I am aware that I resemble the ‘Churchill’s nodding dog’ but there is nothing that I can do to prevent the exhaustion from getting the better of me. The show begins and I am able to keep awake whilst the drums are beating and dancers perform, the show is fabulous, however I am pleased to reach the end, as I now know that I am heading to my first nights’ accommodation and bed!

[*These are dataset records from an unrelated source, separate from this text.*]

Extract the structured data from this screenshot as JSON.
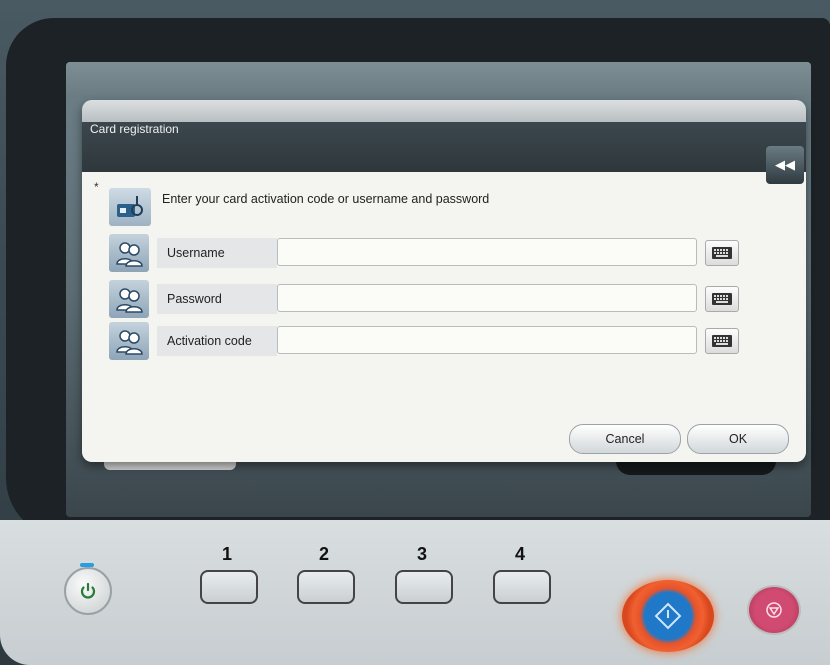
{
  "dialog": {
    "title": "Card registration",
    "instruction": "Enter your card activation code or username and password",
    "required_marker": "*",
    "fields": [
      {
        "label": "Username",
        "value": ""
      },
      {
        "label": "Password",
        "value": ""
      },
      {
        "label": "Activation code",
        "value": ""
      }
    ],
    "cancel_label": "Cancel",
    "ok_label": "OK",
    "back_symbol": "◀◀"
  },
  "panel": {
    "keys": [
      "1",
      "2",
      "3",
      "4"
    ]
  },
  "colors": {
    "start_ring": "#f06030",
    "start_center": "#1f78c8",
    "stop": "#d14a72",
    "power_led": "#2a9ce0"
  }
}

Kandy Mount Hotel is a short drive away and I am welcomed by staff here and shown to my room, which I am more than happy with.  There had been some conflicting reviews of this hotel on TripAdvisor, some showing photographs of unkempt parts of bedrooms and showers etc. This was not my experience at all and I would most definitely return here given the opportunity to visit Sri Lanka again.

kandy-mount-villa

I thank Nisha for my wonderful first day and he tells me that he will meet me in the hotel reception tomorrow morning at 9am. I unpack, shower and then sit on the balcony looking out into the darkness, listening to distant thunder and feeling the humidity of the evening, reflecting on the days activities. I WhatsApp the offspring who are all keen to know how my first day has gone and as I update them on the ‘driver issue’ at Dubai airport, followed by my first 19 hours in Sri Lanka, they are content that I am having a good time and that I am safe.